Relational databases are an ideal business tool for many purposes - easy enough to understand and design, fast enough, adequate even when they aren't designed and optimized by a genius who could "use the full power," etc.
But some business purposes require full-text indexing, which relational engines either don't provide or tack on as an afterthought. In particular, the legal and medical fields have large swaths of unstructured text to store and wade through.
Also:
* Embedded scenarios - Where usually it is required to use something smaller then a full fledged RDBMS. Db4o is an ODB that can be easily used in such case.
* Rapid or proof-of-concept development - where you wish to focus on the business and not worry about persistence layer
CAP theorem explains it succinctly. SQL mainly provides "Strong Consistency: all clients see the same view, even in presence of updates".
K.I.S.S: Keep It Small and Simple
I would offer RDBMS :)
If you do not wont to have troubles with set up/administration go for SQLite.
Built in RDBMS with full SQL support. It even allows you to store any type of data in any column.
Main advantage against for example log file: If you have huge one, how are you going to search in it? With SQL engine you just create index and speed up operation dramatically.
About full text search: SQLite has modules for full text search too..
Just enjoy nice standard interface to your data :)
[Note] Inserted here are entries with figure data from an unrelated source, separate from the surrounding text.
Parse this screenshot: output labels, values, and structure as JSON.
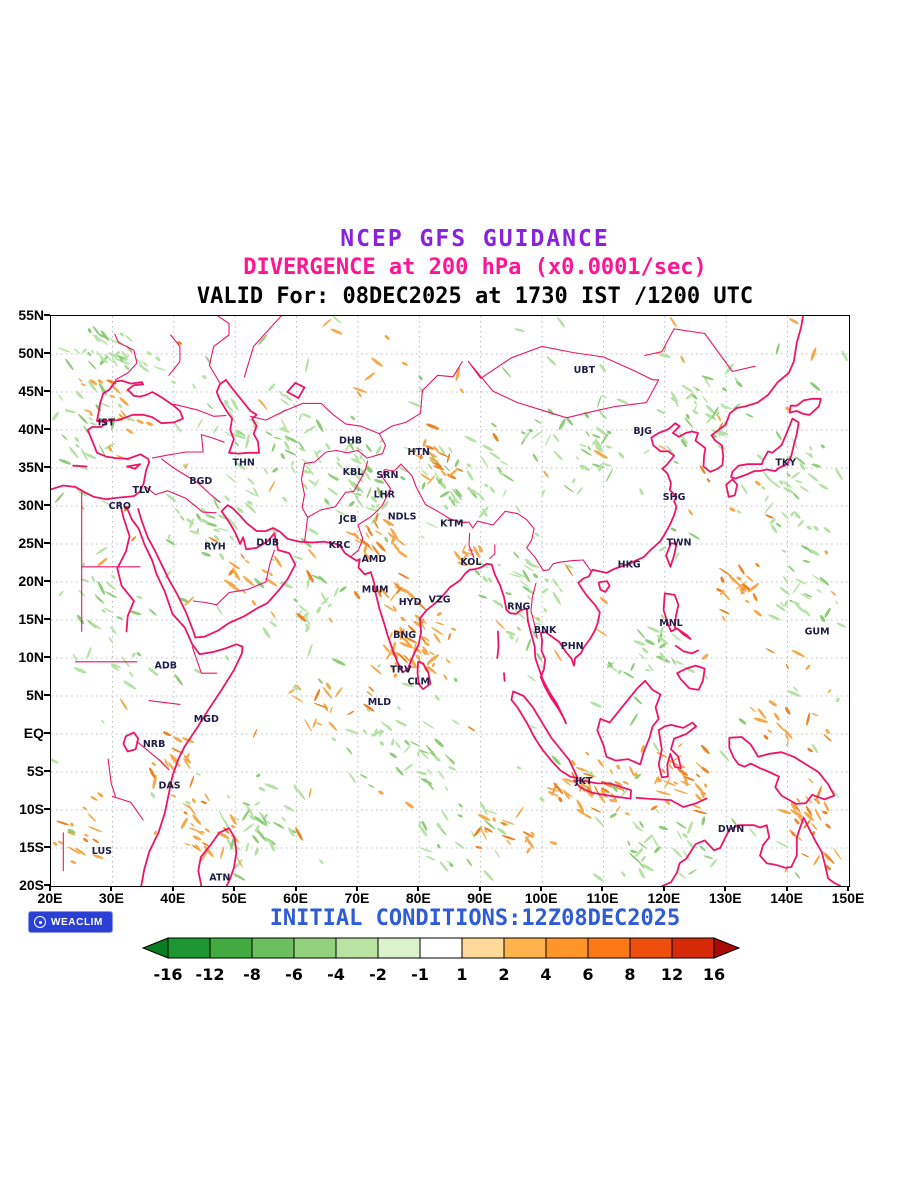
{
  "header": {
    "title": "NCEP GFS GUIDANCE",
    "subtitle": "DIVERGENCE at 200 hPa (x0.0001/sec)",
    "valid_line": "VALID For: 08DEC2025 at 1730 IST /1200 UTC"
  },
  "footer": {
    "initial_conditions": "INITIAL CONDITIONS:12Z08DEC2025",
    "logo_text": "WEACLIM"
  },
  "colors": {
    "title": "#8822dd",
    "subtitle": "#ff1493",
    "valid": "#000000",
    "footer_text": "#2e5bd8",
    "coastline": "#ee1568",
    "gridline": "#aaaaaa",
    "station_label": "#1d1d46",
    "logo_bg": "#2b3fd4",
    "shade_green_light": "#b5e2a5",
    "shade_green_dark": "#8fcc7a",
    "shade_orange_light": "#f6a94a",
    "shade_orange_dark": "#ee8324"
  },
  "map": {
    "lat_ticks": [
      {
        "label": "55N",
        "deg": 55
      },
      {
        "label": "50N",
        "deg": 50
      },
      {
        "label": "45N",
        "deg": 45
      },
      {
        "label": "40N",
        "deg": 40
      },
      {
        "label": "35N",
        "deg": 35
      },
      {
        "label": "30N",
        "deg": 30
      },
      {
        "label": "25N",
        "deg": 25
      },
      {
        "label": "20N",
        "deg": 20
      },
      {
        "label": "15N",
        "deg": 15
      },
      {
        "label": "10N",
        "deg": 10
      },
      {
        "label": "5N",
        "deg": 5
      },
      {
        "label": "EQ",
        "deg": 0
      },
      {
        "label": "5S",
        "deg": -5
      },
      {
        "label": "10S",
        "deg": -10
      },
      {
        "label": "15S",
        "deg": -15
      },
      {
        "label": "20S",
        "deg": -20
      }
    ],
    "lon_ticks": [
      {
        "label": "20E",
        "deg": 20
      },
      {
        "label": "30E",
        "deg": 30
      },
      {
        "label": "40E",
        "deg": 40
      },
      {
        "label": "50E",
        "deg": 50
      },
      {
        "label": "60E",
        "deg": 60
      },
      {
        "label": "70E",
        "deg": 70
      },
      {
        "label": "80E",
        "deg": 80
      },
      {
        "label": "90E",
        "deg": 90
      },
      {
        "label": "100E",
        "deg": 100
      },
      {
        "label": "110E",
        "deg": 110
      },
      {
        "label": "120E",
        "deg": 120
      },
      {
        "label": "130E",
        "deg": 130
      },
      {
        "label": "140E",
        "deg": 140
      },
      {
        "label": "150E",
        "deg": 150
      }
    ],
    "stations": [
      {
        "code": "IST",
        "lon": 29.0,
        "lat": 41.0
      },
      {
        "code": "TLV",
        "lon": 34.8,
        "lat": 32.1
      },
      {
        "code": "CRO",
        "lon": 31.2,
        "lat": 30.0
      },
      {
        "code": "BGD",
        "lon": 44.4,
        "lat": 33.3
      },
      {
        "code": "THN",
        "lon": 51.4,
        "lat": 35.7
      },
      {
        "code": "RYH",
        "lon": 46.7,
        "lat": 24.7
      },
      {
        "code": "DUB",
        "lon": 55.3,
        "lat": 25.2
      },
      {
        "code": "DHB",
        "lon": 68.8,
        "lat": 38.6
      },
      {
        "code": "KBL",
        "lon": 69.2,
        "lat": 34.5
      },
      {
        "code": "SRN",
        "lon": 74.8,
        "lat": 34.1
      },
      {
        "code": "HTN",
        "lon": 79.9,
        "lat": 37.1
      },
      {
        "code": "LHR",
        "lon": 74.3,
        "lat": 31.5
      },
      {
        "code": "JCB",
        "lon": 68.4,
        "lat": 28.3
      },
      {
        "code": "NDLS",
        "lon": 77.2,
        "lat": 28.6
      },
      {
        "code": "KRC",
        "lon": 67.0,
        "lat": 24.9
      },
      {
        "code": "AMD",
        "lon": 72.6,
        "lat": 23.0
      },
      {
        "code": "KTM",
        "lon": 85.3,
        "lat": 27.7
      },
      {
        "code": "KOL",
        "lon": 88.4,
        "lat": 22.6
      },
      {
        "code": "MUM",
        "lon": 72.8,
        "lat": 19.0
      },
      {
        "code": "HYD",
        "lon": 78.5,
        "lat": 17.4
      },
      {
        "code": "VZG",
        "lon": 83.3,
        "lat": 17.7
      },
      {
        "code": "RNG",
        "lon": 96.2,
        "lat": 16.8
      },
      {
        "code": "BNG",
        "lon": 77.6,
        "lat": 13.0
      },
      {
        "code": "BNK",
        "lon": 100.5,
        "lat": 13.7
      },
      {
        "code": "PHN",
        "lon": 104.9,
        "lat": 11.6
      },
      {
        "code": "TRV",
        "lon": 77.0,
        "lat": 8.5
      },
      {
        "code": "CLM",
        "lon": 79.9,
        "lat": 6.9
      },
      {
        "code": "MLD",
        "lon": 73.5,
        "lat": 4.2
      },
      {
        "code": "ADB",
        "lon": 38.7,
        "lat": 9.0
      },
      {
        "code": "MGD",
        "lon": 45.3,
        "lat": 2.0
      },
      {
        "code": "NRB",
        "lon": 36.8,
        "lat": -1.3
      },
      {
        "code": "DAS",
        "lon": 39.3,
        "lat": -6.8
      },
      {
        "code": "LUS",
        "lon": 28.3,
        "lat": -15.4
      },
      {
        "code": "ATN",
        "lon": 47.5,
        "lat": -18.9
      },
      {
        "code": "JKT",
        "lon": 106.8,
        "lat": -6.2
      },
      {
        "code": "UBT",
        "lon": 106.9,
        "lat": 47.9
      },
      {
        "code": "BJG",
        "lon": 116.4,
        "lat": 39.9
      },
      {
        "code": "SHG",
        "lon": 121.5,
        "lat": 31.2
      },
      {
        "code": "TWN",
        "lon": 122.3,
        "lat": 25.2
      },
      {
        "code": "HKG",
        "lon": 114.2,
        "lat": 22.3
      },
      {
        "code": "TKY",
        "lon": 139.7,
        "lat": 35.7
      },
      {
        "code": "MNL",
        "lon": 121.0,
        "lat": 14.6
      },
      {
        "code": "GUM",
        "lon": 144.8,
        "lat": 13.5
      },
      {
        "code": "DWN",
        "lon": 130.8,
        "lat": -12.5
      }
    ]
  },
  "colorbar": {
    "labels": [
      "-16",
      "-12",
      "-8",
      "-6",
      "-4",
      "-2",
      "-1",
      "1",
      "2",
      "4",
      "6",
      "8",
      "12",
      "16"
    ],
    "colors": [
      "#087c20",
      "#1e9632",
      "#41ab41",
      "#6cbf5e",
      "#93d27c",
      "#b9e3a0",
      "#dcf2cd",
      "#ffffff",
      "#ffd999",
      "#ffb34d",
      "#ff9429",
      "#fb7a16",
      "#ee4f0e",
      "#d42a08",
      "#aa0a05"
    ]
  },
  "chart_data": {
    "type": "heatmap",
    "title": "NCEP GFS GUIDANCE",
    "subtitle": "DIVERGENCE at 200 hPa (x0.0001/sec)",
    "valid": "08DEC2025 at 1730 IST /1200 UTC",
    "initialization": "12Z08DEC2025",
    "variable": "divergence",
    "level": "200 hPa",
    "units": "x0.0001/sec",
    "lon_range_deg": [
      20,
      150
    ],
    "lat_range_deg": [
      -20,
      55
    ],
    "lon_ticks": [
      "20E",
      "30E",
      "40E",
      "50E",
      "60E",
      "70E",
      "80E",
      "90E",
      "100E",
      "110E",
      "120E",
      "130E",
      "140E",
      "150E"
    ],
    "lat_ticks": [
      "55N",
      "50N",
      "45N",
      "40N",
      "35N",
      "30N",
      "25N",
      "20N",
      "15N",
      "10N",
      "5N",
      "EQ",
      "5S",
      "10S",
      "15S",
      "20S"
    ],
    "grid": true,
    "legend_position": "bottom",
    "colorbar_levels": [
      -16,
      -12,
      -8,
      -6,
      -4,
      -2,
      -1,
      1,
      2,
      4,
      6,
      8,
      12,
      16
    ],
    "background_sprinkle": {
      "green": 160,
      "orange": 90
    },
    "shaded_regions": [
      {
        "color": "green",
        "lon": 30,
        "lat": 50,
        "dlon": 9,
        "dlat": 5,
        "n": 40
      },
      {
        "color": "green",
        "lon": 26,
        "lat": 40,
        "dlon": 6,
        "dlat": 6,
        "n": 25
      },
      {
        "color": "green",
        "lon": 45,
        "lat": 29,
        "dlon": 8,
        "dlat": 6,
        "n": 30
      },
      {
        "color": "green",
        "lon": 56,
        "lat": 38,
        "dlon": 11,
        "dlat": 8,
        "n": 55
      },
      {
        "color": "green",
        "lon": 70,
        "lat": 33,
        "dlon": 8,
        "dlat": 6,
        "n": 45
      },
      {
        "color": "green",
        "lon": 88,
        "lat": 33,
        "dlon": 10,
        "dlat": 6,
        "n": 40
      },
      {
        "color": "green",
        "lon": 108,
        "lat": 38,
        "dlon": 12,
        "dlat": 8,
        "n": 45
      },
      {
        "color": "green",
        "lon": 127,
        "lat": 42,
        "dlon": 9,
        "dlat": 6,
        "n": 35
      },
      {
        "color": "green",
        "lon": 140,
        "lat": 32,
        "dlon": 8,
        "dlat": 7,
        "n": 30
      },
      {
        "color": "green",
        "lon": 97,
        "lat": 18,
        "dlon": 8,
        "dlat": 7,
        "n": 35
      },
      {
        "color": "green",
        "lon": 75,
        "lat": -2,
        "dlon": 12,
        "dlat": 6,
        "n": 40
      },
      {
        "color": "green",
        "lon": 55,
        "lat": -12,
        "dlon": 10,
        "dlat": 6,
        "n": 35
      },
      {
        "color": "green",
        "lon": 28,
        "lat": 14,
        "dlon": 8,
        "dlat": 8,
        "n": 25
      },
      {
        "color": "green",
        "lon": 120,
        "lat": -15,
        "dlon": 12,
        "dlat": 5,
        "n": 30
      },
      {
        "color": "green",
        "lon": 88,
        "lat": -13,
        "dlon": 9,
        "dlat": 5,
        "n": 25
      },
      {
        "color": "green",
        "lon": 143,
        "lat": 20,
        "dlon": 7,
        "dlat": 9,
        "n": 25
      },
      {
        "color": "green",
        "lon": 62,
        "lat": 17,
        "dlon": 7,
        "dlat": 5,
        "n": 20
      },
      {
        "color": "green",
        "lon": 117,
        "lat": 10,
        "dlon": 8,
        "dlat": 7,
        "n": 25
      },
      {
        "color": "orange",
        "lon": 80,
        "lat": 11,
        "dlon": 6,
        "dlat": 6,
        "n": 50
      },
      {
        "color": "orange",
        "lon": 73,
        "lat": 26,
        "dlon": 5,
        "dlat": 4,
        "n": 22
      },
      {
        "color": "orange",
        "lon": 83,
        "lat": 36,
        "dlon": 5,
        "dlat": 3,
        "n": 18
      },
      {
        "color": "orange",
        "lon": 108,
        "lat": -7,
        "dlon": 10,
        "dlat": 4,
        "n": 45
      },
      {
        "color": "orange",
        "lon": 122,
        "lat": -6,
        "dlon": 7,
        "dlat": 5,
        "n": 32
      },
      {
        "color": "orange",
        "lon": 144,
        "lat": -11,
        "dlon": 6,
        "dlat": 7,
        "n": 30
      },
      {
        "color": "orange",
        "lon": 132,
        "lat": 19,
        "dlon": 4,
        "dlat": 4,
        "n": 20
      },
      {
        "color": "orange",
        "lon": 45,
        "lat": -13,
        "dlon": 6,
        "dlat": 6,
        "n": 25
      },
      {
        "color": "orange",
        "lon": 40,
        "lat": -4,
        "dlon": 5,
        "dlat": 5,
        "n": 18
      },
      {
        "color": "orange",
        "lon": 52,
        "lat": 20,
        "dlon": 6,
        "dlat": 5,
        "n": 16
      },
      {
        "color": "orange",
        "lon": 30,
        "lat": 44,
        "dlon": 7,
        "dlat": 5,
        "n": 16
      },
      {
        "color": "orange",
        "lon": 95,
        "lat": -13,
        "dlon": 8,
        "dlat": 4,
        "n": 18
      },
      {
        "color": "orange",
        "lon": 65,
        "lat": 4,
        "dlon": 8,
        "dlat": 5,
        "n": 16
      },
      {
        "color": "orange",
        "lon": 140,
        "lat": 4,
        "dlon": 8,
        "dlat": 8,
        "n": 18
      },
      {
        "color": "orange",
        "lon": 25,
        "lat": -13,
        "dlon": 5,
        "dlat": 6,
        "n": 14
      },
      {
        "color": "orange",
        "lon": 88,
        "lat": 24,
        "dlon": 4,
        "dlat": 3,
        "n": 12
      },
      {
        "color": "orange",
        "lon": 76,
        "lat": 19,
        "dlon": 3,
        "dlat": 3,
        "n": 12
      }
    ]
  }
}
One good reason not to use a relational database would be when you have a massive data set and want to do massively parallel and distributed processing on the data. The Google web index would be a perfect example of such a case.
Hadoop also has an implementation of the Google File System called the Hadoop Distributed File System.
I would strongly recommend Lua as an alternative to SQLite-kind of data storage.
Because:
The language was designed as a data description language to begin with
The syntax is human readable (XML is not)
One can compile Lua chunks to binary, for added performance
This is the "native language collection" option of the accepted answer. If you're using C/C++ as the application level, it is perfectly reasonable to throw in the Lua engine (100kB of binary) just for the sake of reading configs/data or writing them out.